Lord Falconer of Thoroton: My Lords, the Lord Chief Justice, my right honourable friend the Home Secretary and my noble and learned friends the Lord Chancellor and the Attorney-General made clear that, apart from the categories of case that I mentioned in my Answer to the noble Lord, Lord Hurd, consideration should be given to alternatives to custody—for example, curfews, strong community sentences or fines—so that reoffending can be effectively reduced. Separately, we also need to consider how, when people are released from prison, steps can be taken to help them to reintegrate in society to ensure that they do not reoffend.

Lord Dholakia: My Lords, does the Minister accept that there are now 20 per cent more women in prison than there were last year and that the number now is approximately 4,000—twice as many as when Labour came to power in 1997? How have we created this anomaly in the criminal justice process whereby we incarcerate proportionately more women than men? Why are community sentences not used as often in the case of women, who commit less serious crimes than men?

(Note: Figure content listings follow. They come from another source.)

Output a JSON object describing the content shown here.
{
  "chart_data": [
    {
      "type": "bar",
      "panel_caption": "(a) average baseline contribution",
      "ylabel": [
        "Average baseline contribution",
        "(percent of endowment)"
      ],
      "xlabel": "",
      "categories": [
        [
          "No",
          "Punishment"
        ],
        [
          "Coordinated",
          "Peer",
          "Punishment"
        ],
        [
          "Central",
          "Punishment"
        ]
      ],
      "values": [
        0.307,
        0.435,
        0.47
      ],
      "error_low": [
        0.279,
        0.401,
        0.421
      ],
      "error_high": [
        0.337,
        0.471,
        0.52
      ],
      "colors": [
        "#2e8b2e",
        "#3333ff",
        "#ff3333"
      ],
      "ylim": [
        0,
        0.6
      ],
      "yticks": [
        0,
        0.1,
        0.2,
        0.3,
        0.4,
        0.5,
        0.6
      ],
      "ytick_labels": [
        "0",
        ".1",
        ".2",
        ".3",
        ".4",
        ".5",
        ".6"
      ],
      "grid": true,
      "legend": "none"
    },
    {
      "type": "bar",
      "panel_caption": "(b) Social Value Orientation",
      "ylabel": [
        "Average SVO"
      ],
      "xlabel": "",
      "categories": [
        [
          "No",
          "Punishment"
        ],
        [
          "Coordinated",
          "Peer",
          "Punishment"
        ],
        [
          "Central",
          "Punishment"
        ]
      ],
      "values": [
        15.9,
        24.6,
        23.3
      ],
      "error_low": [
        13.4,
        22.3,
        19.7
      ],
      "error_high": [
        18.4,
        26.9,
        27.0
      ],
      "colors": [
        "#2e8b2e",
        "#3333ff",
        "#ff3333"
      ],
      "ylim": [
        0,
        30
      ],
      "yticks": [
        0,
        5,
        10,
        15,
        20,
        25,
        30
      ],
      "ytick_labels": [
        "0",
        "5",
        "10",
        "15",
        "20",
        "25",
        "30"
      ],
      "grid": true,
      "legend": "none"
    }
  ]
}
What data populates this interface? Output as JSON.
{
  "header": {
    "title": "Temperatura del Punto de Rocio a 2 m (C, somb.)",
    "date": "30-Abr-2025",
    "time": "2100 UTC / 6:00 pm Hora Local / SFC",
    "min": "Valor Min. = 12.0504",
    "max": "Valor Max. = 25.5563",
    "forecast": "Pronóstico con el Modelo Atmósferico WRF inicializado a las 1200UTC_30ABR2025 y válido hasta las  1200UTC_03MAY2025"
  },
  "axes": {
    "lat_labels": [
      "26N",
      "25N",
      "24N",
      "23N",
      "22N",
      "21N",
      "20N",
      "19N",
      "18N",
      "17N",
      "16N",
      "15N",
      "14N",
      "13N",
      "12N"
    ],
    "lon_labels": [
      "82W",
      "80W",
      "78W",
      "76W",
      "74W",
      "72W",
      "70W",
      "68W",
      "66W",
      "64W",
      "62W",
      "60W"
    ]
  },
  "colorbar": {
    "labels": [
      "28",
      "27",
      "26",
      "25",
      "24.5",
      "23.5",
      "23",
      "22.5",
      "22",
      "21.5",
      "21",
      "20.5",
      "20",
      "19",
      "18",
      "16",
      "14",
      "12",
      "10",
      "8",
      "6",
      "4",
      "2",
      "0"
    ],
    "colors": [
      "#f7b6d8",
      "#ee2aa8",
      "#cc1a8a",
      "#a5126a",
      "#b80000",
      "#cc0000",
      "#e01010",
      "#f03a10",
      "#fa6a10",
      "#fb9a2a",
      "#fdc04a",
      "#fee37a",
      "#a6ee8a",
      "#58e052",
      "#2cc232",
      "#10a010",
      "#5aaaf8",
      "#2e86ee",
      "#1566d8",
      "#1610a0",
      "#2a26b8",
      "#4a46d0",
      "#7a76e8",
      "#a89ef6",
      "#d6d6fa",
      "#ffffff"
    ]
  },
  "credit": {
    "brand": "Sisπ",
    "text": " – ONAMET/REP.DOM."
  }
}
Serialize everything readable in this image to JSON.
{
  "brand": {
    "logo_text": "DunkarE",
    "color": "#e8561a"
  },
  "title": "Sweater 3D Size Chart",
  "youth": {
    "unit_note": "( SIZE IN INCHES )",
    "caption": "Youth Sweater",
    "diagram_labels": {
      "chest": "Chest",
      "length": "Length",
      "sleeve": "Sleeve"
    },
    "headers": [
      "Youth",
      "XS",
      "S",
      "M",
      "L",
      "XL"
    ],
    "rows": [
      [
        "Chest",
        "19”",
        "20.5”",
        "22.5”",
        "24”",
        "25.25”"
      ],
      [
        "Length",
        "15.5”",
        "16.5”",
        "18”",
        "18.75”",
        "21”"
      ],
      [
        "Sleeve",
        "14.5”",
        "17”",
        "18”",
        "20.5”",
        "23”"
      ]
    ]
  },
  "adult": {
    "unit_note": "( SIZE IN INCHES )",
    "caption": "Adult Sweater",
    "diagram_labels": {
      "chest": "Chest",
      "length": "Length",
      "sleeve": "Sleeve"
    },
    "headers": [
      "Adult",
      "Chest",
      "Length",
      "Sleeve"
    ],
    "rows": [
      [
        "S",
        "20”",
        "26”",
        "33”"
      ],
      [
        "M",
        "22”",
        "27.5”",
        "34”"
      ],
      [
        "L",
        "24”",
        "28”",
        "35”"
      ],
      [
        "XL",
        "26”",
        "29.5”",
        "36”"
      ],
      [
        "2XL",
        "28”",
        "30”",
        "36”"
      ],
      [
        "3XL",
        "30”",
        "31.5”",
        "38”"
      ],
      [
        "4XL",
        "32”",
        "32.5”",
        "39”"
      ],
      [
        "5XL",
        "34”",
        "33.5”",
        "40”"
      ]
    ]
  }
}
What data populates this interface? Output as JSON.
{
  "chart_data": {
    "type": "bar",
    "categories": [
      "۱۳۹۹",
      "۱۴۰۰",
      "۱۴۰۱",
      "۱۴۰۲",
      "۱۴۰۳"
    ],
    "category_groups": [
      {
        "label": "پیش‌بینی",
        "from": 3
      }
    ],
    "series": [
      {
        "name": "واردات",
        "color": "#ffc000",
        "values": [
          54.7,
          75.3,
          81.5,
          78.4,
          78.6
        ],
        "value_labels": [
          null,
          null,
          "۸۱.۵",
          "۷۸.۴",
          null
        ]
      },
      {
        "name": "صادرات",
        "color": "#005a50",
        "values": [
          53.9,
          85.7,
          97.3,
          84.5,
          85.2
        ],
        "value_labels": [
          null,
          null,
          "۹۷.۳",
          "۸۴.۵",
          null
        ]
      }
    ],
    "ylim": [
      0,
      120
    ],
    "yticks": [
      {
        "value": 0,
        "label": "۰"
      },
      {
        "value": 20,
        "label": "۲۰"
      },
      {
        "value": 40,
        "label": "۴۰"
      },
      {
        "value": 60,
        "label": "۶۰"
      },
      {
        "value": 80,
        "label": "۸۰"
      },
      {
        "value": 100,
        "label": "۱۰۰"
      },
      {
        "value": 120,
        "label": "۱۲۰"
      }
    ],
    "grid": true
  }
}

Lord Falconer of Thoroton: My Lords, we do not incarcerate more women than men. The number of women incarcerated has gone up as a proportion, although that is now flattening out. It is difficult to identify the main reason from the figures, but one of the largest categories of offence for which women have been incarcerated where that has not been so in the past is drug-related offences. That appears to be one factor that has driven up the female population in prison.